Ласточкин крик - страница 21
– Вы живете один?
Хиджаби-бей погрустнел.
– Да, в полном одиночестве. С браком не получилось у меня, дорогая Зейнеп-ханым. Когда по долгу службы постоянно переезжаешь из города в город, крепкие отношения не складываются. – Он улыбнулся мне. – Не скажу, что я не пытался. Пытался, и не один раз, но судьба распорядилась иначе. А сейчас я уже слишком стар. Не удивляйтесь так, Зейнеп-ханым, в этом году мне исполнилось уже шестьдесят пять. Какой из меня кавалер в таком возрасте?
Он был слишком придирчив к себе. На вид Хиджаби-бею было не больше пятидесяти; он был радушен и, очевидно, мог поддержать любую беседу. Он чем-то напоминал старых актеров из фильмов Йешильчама [17]– седые виски, потемневшая от долгого нахождения на солнце кожа, загадочные черные глаза под четкой линией бровей. Драматического шарма добавлял глубокий шрам на левой щеке. Женщинам обычно нравится такой типаж. А у дам постарше такие мужчины вызывают приятную ностальгию по минувшим временам. Но какое нам дело до его отношений с женщинами, мы не за тем пришли.

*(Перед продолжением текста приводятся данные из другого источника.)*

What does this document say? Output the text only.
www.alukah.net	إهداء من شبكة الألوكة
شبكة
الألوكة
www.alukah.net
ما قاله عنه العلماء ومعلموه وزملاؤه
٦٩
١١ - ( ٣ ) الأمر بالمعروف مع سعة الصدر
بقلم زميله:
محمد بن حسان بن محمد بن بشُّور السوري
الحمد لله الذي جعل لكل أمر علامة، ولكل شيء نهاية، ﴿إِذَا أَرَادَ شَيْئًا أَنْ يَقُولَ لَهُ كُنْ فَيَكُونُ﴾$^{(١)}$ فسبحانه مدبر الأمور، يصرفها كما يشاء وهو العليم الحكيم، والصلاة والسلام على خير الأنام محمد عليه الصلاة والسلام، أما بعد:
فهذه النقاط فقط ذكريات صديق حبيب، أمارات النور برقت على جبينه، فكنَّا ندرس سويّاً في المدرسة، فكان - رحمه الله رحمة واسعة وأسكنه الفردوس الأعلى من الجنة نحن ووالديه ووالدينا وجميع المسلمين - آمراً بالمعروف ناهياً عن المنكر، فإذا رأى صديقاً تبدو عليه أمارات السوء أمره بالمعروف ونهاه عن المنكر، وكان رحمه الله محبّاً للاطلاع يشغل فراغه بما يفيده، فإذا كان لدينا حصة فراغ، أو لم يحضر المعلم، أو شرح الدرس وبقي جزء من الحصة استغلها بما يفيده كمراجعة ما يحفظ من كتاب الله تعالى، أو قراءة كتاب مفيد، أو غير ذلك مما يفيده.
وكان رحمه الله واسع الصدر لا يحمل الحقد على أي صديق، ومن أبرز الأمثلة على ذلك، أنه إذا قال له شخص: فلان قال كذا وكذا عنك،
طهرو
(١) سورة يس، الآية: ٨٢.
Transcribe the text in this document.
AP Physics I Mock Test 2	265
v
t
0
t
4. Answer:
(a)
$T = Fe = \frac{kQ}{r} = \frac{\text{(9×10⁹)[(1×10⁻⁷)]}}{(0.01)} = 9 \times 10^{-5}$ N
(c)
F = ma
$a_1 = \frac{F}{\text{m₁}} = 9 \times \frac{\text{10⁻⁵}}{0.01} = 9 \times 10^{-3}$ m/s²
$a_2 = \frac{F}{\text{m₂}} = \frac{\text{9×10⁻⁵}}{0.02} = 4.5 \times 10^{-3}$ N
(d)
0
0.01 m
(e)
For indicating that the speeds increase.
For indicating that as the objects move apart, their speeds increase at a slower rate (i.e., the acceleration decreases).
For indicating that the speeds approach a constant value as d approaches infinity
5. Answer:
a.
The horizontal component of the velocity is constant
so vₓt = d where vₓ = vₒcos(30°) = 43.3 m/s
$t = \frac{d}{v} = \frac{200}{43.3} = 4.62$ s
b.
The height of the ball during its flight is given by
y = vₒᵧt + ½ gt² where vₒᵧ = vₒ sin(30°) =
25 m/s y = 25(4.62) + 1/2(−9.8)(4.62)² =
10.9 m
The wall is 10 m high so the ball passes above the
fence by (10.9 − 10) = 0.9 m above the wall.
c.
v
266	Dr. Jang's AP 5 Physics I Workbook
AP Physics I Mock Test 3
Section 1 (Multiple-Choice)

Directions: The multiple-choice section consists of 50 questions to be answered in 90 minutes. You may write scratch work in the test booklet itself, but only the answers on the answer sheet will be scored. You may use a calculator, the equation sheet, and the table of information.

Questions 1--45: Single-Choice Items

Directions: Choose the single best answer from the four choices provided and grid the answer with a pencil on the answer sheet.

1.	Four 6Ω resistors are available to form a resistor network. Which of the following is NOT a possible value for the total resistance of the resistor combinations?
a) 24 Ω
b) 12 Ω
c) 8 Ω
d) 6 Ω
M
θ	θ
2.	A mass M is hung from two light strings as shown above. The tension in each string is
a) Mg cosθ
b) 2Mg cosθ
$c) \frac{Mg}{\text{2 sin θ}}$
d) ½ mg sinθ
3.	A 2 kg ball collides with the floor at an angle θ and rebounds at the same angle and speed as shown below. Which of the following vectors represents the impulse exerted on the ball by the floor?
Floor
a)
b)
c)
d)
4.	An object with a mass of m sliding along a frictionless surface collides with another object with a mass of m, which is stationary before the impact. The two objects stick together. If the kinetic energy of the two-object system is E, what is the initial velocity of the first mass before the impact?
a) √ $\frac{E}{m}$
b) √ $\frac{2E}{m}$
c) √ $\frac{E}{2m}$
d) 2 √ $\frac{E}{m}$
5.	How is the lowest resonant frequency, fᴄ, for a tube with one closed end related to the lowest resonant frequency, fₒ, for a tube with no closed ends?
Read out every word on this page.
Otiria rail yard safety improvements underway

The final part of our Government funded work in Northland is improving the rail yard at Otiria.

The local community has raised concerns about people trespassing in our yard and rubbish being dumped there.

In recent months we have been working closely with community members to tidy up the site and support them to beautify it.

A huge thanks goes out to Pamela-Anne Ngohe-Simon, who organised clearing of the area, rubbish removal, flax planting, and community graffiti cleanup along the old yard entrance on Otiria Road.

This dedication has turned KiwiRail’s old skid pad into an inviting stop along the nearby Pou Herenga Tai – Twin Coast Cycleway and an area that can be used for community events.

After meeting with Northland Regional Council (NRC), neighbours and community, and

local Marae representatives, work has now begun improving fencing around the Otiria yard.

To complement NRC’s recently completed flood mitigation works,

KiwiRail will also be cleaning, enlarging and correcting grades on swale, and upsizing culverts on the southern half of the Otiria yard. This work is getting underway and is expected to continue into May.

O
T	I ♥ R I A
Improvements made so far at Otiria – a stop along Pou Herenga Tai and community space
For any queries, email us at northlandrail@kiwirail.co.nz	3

Хозяин показал на зеленый диван рядом с чугунной печкойбуржуйкой:
– Пожалуйста, присаживайтесь.
Заметив, что печка привлекла мое внимание, он с улыбкой пояснил:
– Семейное наследие… Много у меня воспоминаний с ней связано, поэтому так ее нигде и не оставил – все время возил за собой. Здесь вообще-то есть газовое отопление, но, сами видите, привез, установил, никак не могу отказаться от единственной оставшейся от отца вещи.
– Понимаю, Хиджаби-бей, – поддержал его я, – мне тоже тяжело расставаться с памятными вещами.
Мы с Зейнеп уселись на диван. Сидеть было не очень удобно, но я откинулся на спинку, и стало получше. А Зейнеп, хотя и не спала всю ночь, кажется, была всем довольна.
Я не стал тянуть резину:
– Спасибо большое за то, что согласились поговорить, Хиджаби-бей. Как вам сообщила по телефону Зейнеп, мы занимаемся расследованием убийства Акифа Сойкырана.
На его лице отразилась непритворная грусть.
– В это сложно поверить. Когда я услышал, меня прямо затрясло. – Он не смог продолжить, так как по щекам покатились слезы. – Прошу прощения, извините. – Хиджаби-бей вытащил из кармана платок, и по комнате распространился легкий запах парфюма. – Стоит только подумать – сразу не по себе. – Он вытер глаза, аккуратно сложил платок и вновь положил в карман. – Акиф был хороший, добрый парень… Спокойный, ни с кем не ссорился, не хулиганил. Кто же такое сделал с беднягой?
«Он что, не знает, что Акиф был педофилом?» – подумал я и спросил:
– А как вы с ним познакомились? – Было очевидно, что, если начать с подноготной бывшего ученика, Хиджаби-бей сразу уйдет в глухую защиту. Или даже скроет что-то, что знает. – Акиф, должно быть, попал к вам в приют совсем малышом?
Глаза мужчины затуманились:
– Да, он был маленьким, девять лет. Добрый и очень умный ребенок. Его родители погибли в аварии. В Эзине [18]жили два его дяди. Но они жили бедно, на своих детей денег еле хватало. Старший из них и привез Акифа в приют. Кажется, его звали Зюхтю. А младшего я ни разу не видел. Зюхтю в первый год еще приезжал, а потом перестал. Да так всегда и случается, – он глубоко вздохнул. – Для приютских детей я был и матерью, и отцом…
– А сколько Акиф пробыл в приюте? – спросил я.
– До окончания старшей школы, – не задумываясь, ответил Хиджаби-бей. – На второй год он ни разу не оставался, и аттестат у него приличный. Я, кажется, говорил уже, что он был очень умным и прилежным. Писал неплохие рассказы. Я думал, он станет писателем. У нас тогда был один преподаватель литературы, Талат-бей… Да, Талат Кызылчай. Они очень хорошо ладили друг с другом. У Талата были две дочки, но он относился к Акифу как к собственному ребенку: дарил книжки, ручки, всякое такое. А на праздники даже приносил ему одежду и обувь.